A New Yorker, Salpeter made his observations after having been visiting in St. Louis on business during a recent two week period. He said he was still trying “to cough the filthy smoke of St. Louis out of my lungs.”
He said every American city had dirt behind its ears, but St. Louis had dirt all over it. “It breaths smoke as if it were an element in which only it could live, as if it had created for itself, by a form of accelerated Darwinian adaptation, a pair of lungs which had found the breath of untreated bituminous tolerable, instead of foul and deleterious.”
In riding through the city he noticed that block after block of once prosperous houses and commercial buildings seemed to be falling into disrepair and neglect. Perhaps it was not the smoke that was the cause, but he was having difficulty finding more compelling reasons.

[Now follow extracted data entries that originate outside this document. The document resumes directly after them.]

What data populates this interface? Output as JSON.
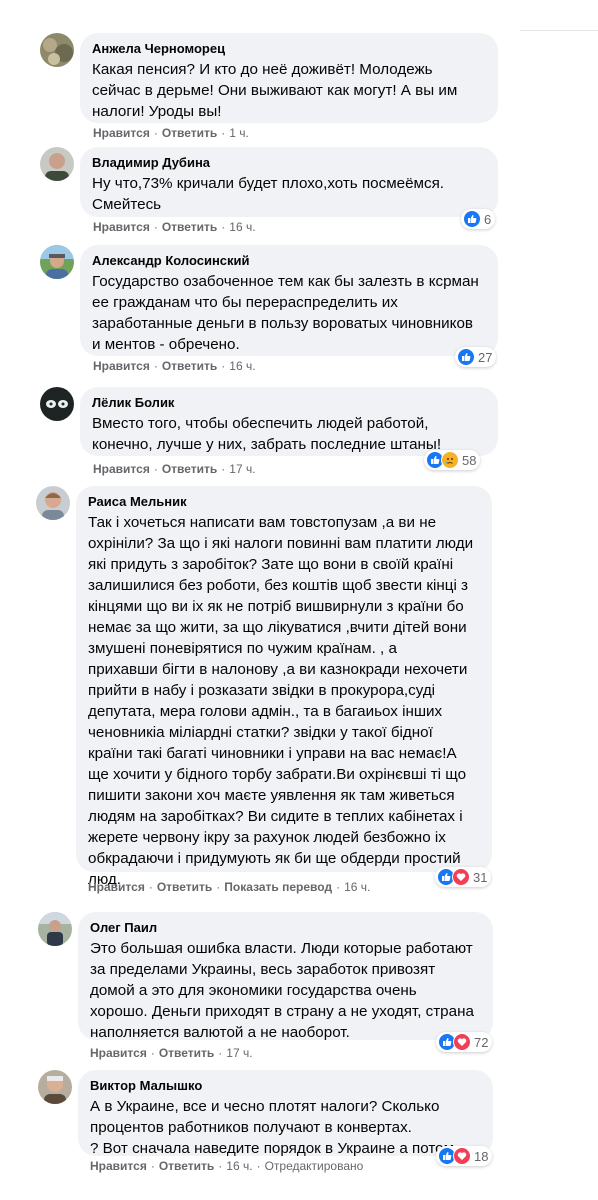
{
  "actions": {
    "like": "Нравится",
    "reply": "Ответить",
    "translate": "Показать перевод",
    "edited": "Отредактировано"
  },
  "comments": [
    {
      "author": "Анжела Черноморец",
      "text": "Какая пенсия? И кто до неё доживёт! Молодежь\nсейчас в дерьме! Они выживают как могут! А вы им\nналоги! Уроды вы!",
      "time": "1 ч.",
      "reactions": [],
      "count": ""
    },
    {
      "author": "Владимир Дубина",
      "text": "Ну что,73% кричали будет плохо,хоть посмеёмся.\nСмейтесь",
      "time": "16 ч.",
      "reactions": [
        "like"
      ],
      "count": "6"
    },
    {
      "author": "Александр Колосинский",
      "text": "Государство озабоченное тем как бы залезть в ксрман\nее гражданам что бы перераспределить их\nзаработанные деньги в пользу вороватых чиновников\nи ментов - обречено.",
      "time": "16 ч.",
      "reactions": [
        "like"
      ],
      "count": "27"
    },
    {
      "author": "Лёлик Болик",
      "text": "Вместо того, чтобы обеспечить людей работой,\nконечно, лучше у них, забрать последние штаны!",
      "time": "17 ч.",
      "reactions": [
        "like",
        "sad"
      ],
      "count": "58"
    },
    {
      "author": "Раиса Мельник",
      "text": "Так і хочеться написати вам товстопузам ,а ви не\nохрініли? За що і які налоги повинні вам платити люди\nякі придуть з заробіток? Зате що вони в своїй країні\nзалишилися без роботи, без коштів щоб звести кінці з\nкінцями що ви іх як не потріб вишвирнули з країни бо\nнемає за що жити, за що лікуватися ,вчити дітей вони\nзмушені поневірятися по чужим країнам. , а\nприхавши бігти в налонову ,а ви казнокради нехочети\nприйти в набу і розказати звідки в прокурора,суді\nдепутата, мера голови адмін., та в багаиьох інших\nченовникiа міліардні статки? звідки у такої бідної\nкраїни такі багаті чиновники і управи на вас немає!А\nще хочити у бідного торбу забрати.Ви охрінєвші ті що\nпишити закони хоч маєте уявлення як там живеться\nлюдям на заробітках? Ви сидите в теплих кабінетах і\nжерете червону ікру за рахунок людей безбожно іх\nобкрадаючи і придумують як би ще обдерди простий\nлюд.",
      "time": "16 ч.",
      "reactions": [
        "like",
        "love"
      ],
      "count": "31",
      "translate": true
    },
    {
      "author": "Олег Паил",
      "text": "Это большая ошибка власти. Люди которые работают\nза пределами Украины, весь заработок привозят\nдомой а это для экономики государства очень\nхорошо. Деньги приходят в страну а не уходят, страна\nнаполняется валютой а не наоборот.",
      "time": "17 ч.",
      "reactions": [
        "like",
        "love"
      ],
      "count": "72"
    },
    {
      "author": "Виктор Малышко",
      "text": "А в Украине, все и чесно плотят налоги? Сколько\nпроцентов работников получают в конвертах.\n? Вот сначала наведите порядок в Украине а потом.....",
      "time": "16 ч.",
      "reactions": [
        "like",
        "love"
      ],
      "count": "18",
      "edited": true
    }
  ],
  "colors": {
    "bubble": "#f0f2f5",
    "meta": "#65676b",
    "like": "#1877f2",
    "love": "#f33e58",
    "sad": "#f7b125"
  }
}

He continued: “St Louis, within the pall of its smoke, has the look of a beaten, discouraged city, the look of a city which had been built on large and generous lines by a generation which has already passed on, a city which is not contracting in discouragement and defeat, through the indifference and perhaps the greed of those members of the community who find it easier to run away from smoke than to purify it.”
“I do not say that smoke is the only cause of the stagnant look that is so characteristic of the city. But smoke is the pervasive thing that I see, smell, breathe and cough. It is not only a thing, it is almost the quality of St. Louis.”
Salpeter said he understood that St. Louis had a smoke commissioner. In a statement sure to rattle the city political establishment including Smoke Commissioner Raymond Tucker, he said what the city needed was an anti-smoke commissioner. It needed the political establishment to get serious.
St. Louis was getting used to such criticism by now. The question was what was it going to do about it?